A mutual fund, according to the U.S. Securities and Exchange Commission, is \”a company that brings together money from many people and invests it in stocks, bonds or other assets.\” In other words, a mutual fund is like a basket, and that basket holds assets, like stocks. When you buy a mutual fund, you purchase a piece of the fund, or basket. You do not actually own any of the assets the mutual fund owns.
But while you may not own the assets themselves, the value of the fund is based on the value of the assets it holds. As the stocks, bonds or assets within the fund increase in value, the fund increases in value. Conversely, as the stocks, bonds or assets within the fund decrease in value, the fund also decreases in value.
Mutual funds are often run by an investment organization and are led by a fund manager, who is an expert on investing and makes choices as to where this money will be invested.

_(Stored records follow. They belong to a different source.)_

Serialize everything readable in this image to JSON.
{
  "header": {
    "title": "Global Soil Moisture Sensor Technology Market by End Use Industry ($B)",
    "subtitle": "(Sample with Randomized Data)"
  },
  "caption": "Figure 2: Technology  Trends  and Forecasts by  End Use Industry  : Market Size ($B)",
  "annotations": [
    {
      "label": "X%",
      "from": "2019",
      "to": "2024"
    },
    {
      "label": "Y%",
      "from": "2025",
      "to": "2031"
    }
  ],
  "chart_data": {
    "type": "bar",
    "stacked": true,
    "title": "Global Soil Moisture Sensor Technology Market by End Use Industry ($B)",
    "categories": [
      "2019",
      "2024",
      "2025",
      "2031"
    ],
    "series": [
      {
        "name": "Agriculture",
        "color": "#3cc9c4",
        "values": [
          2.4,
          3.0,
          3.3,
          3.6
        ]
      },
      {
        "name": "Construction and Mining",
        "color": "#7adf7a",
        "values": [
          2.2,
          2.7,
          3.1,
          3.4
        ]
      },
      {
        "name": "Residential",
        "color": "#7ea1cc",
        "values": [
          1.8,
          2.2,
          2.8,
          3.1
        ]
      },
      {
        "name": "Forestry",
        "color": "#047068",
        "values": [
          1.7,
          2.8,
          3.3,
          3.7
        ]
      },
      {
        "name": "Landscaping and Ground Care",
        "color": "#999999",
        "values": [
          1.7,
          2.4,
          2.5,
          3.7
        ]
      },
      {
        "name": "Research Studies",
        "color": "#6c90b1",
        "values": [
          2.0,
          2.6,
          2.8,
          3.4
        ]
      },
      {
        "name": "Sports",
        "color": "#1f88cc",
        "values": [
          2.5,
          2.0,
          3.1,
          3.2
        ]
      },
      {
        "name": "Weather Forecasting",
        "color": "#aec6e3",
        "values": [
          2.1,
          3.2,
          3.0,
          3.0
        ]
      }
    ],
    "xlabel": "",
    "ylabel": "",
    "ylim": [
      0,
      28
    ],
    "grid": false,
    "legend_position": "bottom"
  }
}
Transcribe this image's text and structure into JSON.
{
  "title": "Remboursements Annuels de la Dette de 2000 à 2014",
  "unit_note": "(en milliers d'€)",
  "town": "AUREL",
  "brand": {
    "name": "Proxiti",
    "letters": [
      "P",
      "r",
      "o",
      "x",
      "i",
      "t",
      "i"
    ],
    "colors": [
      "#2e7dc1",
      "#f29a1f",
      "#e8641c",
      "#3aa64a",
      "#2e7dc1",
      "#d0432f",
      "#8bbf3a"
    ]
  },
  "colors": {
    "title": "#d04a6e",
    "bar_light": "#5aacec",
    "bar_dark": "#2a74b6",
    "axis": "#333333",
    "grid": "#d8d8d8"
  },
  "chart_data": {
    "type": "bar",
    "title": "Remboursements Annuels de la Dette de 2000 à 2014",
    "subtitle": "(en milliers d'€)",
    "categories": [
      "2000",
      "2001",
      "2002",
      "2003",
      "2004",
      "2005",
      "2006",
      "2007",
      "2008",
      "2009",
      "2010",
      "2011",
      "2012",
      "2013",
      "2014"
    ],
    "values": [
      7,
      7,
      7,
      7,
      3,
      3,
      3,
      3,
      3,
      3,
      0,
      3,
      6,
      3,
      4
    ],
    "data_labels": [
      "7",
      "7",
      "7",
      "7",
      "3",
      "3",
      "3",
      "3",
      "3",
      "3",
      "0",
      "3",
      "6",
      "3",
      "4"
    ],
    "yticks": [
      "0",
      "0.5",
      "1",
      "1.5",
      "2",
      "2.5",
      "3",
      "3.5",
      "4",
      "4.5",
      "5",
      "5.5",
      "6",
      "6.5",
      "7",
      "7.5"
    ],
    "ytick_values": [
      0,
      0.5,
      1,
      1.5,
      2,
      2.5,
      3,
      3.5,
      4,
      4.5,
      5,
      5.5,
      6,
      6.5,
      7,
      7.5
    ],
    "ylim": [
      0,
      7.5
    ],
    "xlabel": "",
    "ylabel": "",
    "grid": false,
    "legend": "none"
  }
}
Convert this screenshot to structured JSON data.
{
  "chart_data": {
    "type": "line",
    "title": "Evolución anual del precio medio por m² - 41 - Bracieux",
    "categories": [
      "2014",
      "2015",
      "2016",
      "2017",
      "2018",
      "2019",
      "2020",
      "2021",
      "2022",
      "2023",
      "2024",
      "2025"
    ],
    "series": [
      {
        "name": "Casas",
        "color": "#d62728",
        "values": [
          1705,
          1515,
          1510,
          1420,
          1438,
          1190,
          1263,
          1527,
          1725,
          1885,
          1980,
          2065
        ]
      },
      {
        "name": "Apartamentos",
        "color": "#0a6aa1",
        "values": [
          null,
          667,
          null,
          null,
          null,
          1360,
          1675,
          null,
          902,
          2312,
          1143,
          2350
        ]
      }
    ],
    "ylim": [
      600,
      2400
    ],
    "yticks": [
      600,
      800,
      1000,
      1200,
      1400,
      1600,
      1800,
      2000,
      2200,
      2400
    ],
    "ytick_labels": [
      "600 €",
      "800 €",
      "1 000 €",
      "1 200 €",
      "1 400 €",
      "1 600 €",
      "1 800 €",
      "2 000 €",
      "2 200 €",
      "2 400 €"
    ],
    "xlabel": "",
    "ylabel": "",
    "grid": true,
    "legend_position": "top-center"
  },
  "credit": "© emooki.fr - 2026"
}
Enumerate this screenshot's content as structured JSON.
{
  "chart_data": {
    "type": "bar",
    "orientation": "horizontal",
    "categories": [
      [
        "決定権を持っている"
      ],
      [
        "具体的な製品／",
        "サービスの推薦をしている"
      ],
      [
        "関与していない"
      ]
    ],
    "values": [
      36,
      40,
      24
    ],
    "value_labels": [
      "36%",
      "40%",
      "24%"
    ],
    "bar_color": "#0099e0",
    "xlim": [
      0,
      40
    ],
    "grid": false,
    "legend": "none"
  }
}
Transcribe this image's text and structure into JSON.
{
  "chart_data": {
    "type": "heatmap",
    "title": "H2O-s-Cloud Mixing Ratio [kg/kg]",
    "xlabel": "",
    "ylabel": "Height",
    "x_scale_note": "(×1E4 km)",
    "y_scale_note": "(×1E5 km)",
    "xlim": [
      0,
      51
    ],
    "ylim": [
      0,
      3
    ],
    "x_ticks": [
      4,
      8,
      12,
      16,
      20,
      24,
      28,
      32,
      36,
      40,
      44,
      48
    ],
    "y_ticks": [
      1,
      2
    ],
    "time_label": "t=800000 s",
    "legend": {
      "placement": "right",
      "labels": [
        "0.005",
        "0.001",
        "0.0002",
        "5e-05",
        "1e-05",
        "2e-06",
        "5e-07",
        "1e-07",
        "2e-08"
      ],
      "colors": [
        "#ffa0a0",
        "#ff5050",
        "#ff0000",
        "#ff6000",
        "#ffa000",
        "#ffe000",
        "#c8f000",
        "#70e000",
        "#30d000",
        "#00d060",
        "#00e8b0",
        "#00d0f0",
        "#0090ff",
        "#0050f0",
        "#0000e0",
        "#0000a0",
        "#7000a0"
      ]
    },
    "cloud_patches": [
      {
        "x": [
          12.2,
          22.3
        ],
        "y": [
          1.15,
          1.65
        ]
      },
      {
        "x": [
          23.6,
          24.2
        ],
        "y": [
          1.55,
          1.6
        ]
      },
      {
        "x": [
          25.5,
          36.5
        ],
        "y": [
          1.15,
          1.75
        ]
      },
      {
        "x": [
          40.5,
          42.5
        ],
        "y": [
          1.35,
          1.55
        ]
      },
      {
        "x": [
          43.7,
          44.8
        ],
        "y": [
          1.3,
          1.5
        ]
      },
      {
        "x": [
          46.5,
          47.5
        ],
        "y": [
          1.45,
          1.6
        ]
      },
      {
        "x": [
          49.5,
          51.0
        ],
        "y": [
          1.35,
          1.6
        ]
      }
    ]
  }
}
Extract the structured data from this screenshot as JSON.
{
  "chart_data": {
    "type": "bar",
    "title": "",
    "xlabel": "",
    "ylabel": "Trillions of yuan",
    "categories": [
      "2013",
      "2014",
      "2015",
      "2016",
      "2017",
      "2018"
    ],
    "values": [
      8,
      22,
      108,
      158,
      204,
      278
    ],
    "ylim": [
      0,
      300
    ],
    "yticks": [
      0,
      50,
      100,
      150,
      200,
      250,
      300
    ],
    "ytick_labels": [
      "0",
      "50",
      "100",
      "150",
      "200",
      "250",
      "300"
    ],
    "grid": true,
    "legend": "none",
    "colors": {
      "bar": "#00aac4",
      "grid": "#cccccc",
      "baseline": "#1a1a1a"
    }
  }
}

They will evaluate the risks and rewards, analyze market trends, and based on these decide how the portfolio should be best managed.
Because mutual funds trade in large quantities at a time, its transaction costs are lower than what you would have incurred if you transacted in securities individually. This translates to mutual fund investors achieving a similar investment exposure but at lower overall costs via economies of scale.
At the end of 2016, mutual fund assets worldwide totaled $40.4 trillion, according to the Investment Company Institute. US, Luxembourg, Ireland are the top 3 countries with total AUM of $18.9 trillion, $3.9 trillion and $2.9 trillion respectively.
Mutual Funds are regulated by a governmental body like the US Securities and Exchange Commission and Hong Kong Securities and Futures Commission.